There are two primary elements of choosing and using a lens: what focal length to use and where to focus/what aperture to use. Let’s take a look at how these elements affect an image.
How Does Focal Length Affect Your Image?
The only thing that changes when you use a different focal length lens is the cropping of your image!
Optical aberrations aside, short focal length or wide angle lenses do not distort close subjects, and long focal length or telephoto lenses do not compress subject features. What really causes these familiar effects discussed so often in popular texts is a change of perspective: a change in the camera’s physical position relative to your subject. (Figure 2).

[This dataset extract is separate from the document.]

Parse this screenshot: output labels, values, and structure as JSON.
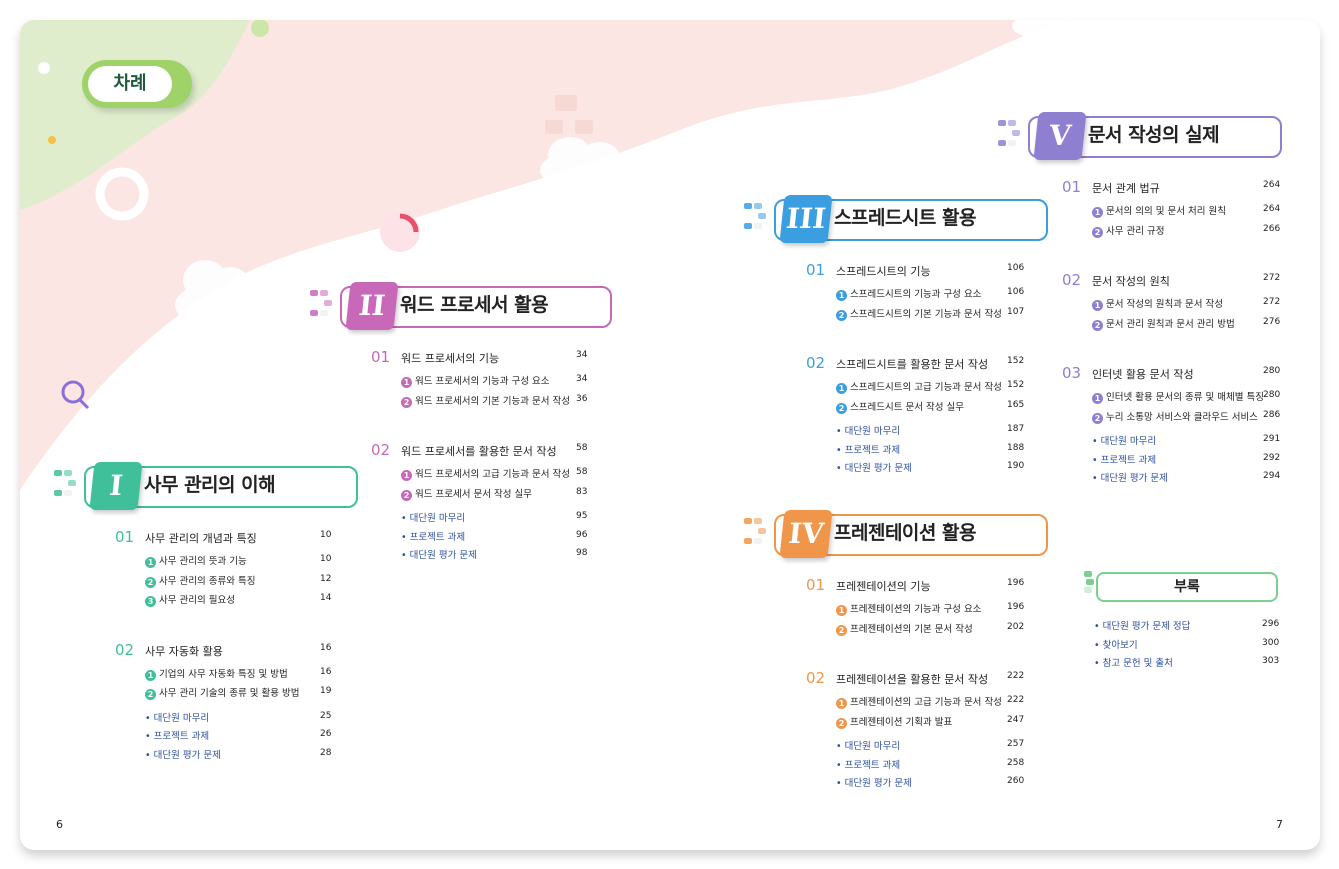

When you move in close to a subject, it becomes very large in relation to its background. That over- large nose you get with a wide angle lens portrait is because you’ve probably moved in very close to the subject in order to fill the frame, and the nose, being closest to the lens, is now very large in relation to the ears. This is a matter of your proximity to the subject and has nothing to do with the lens itself. (Figure 1).
When you look at a distant scene through a long focal length or telephoto lens, elements in the scene may appear compressed, almost right on top of each other. Once again, this has nothing to do with the lens, but is simply a matter of the tight framing on the subject. If you put the camera down and frame the scene just as tightly with your hands, the elements of the scene will appear as “compressed” as they did through the lens.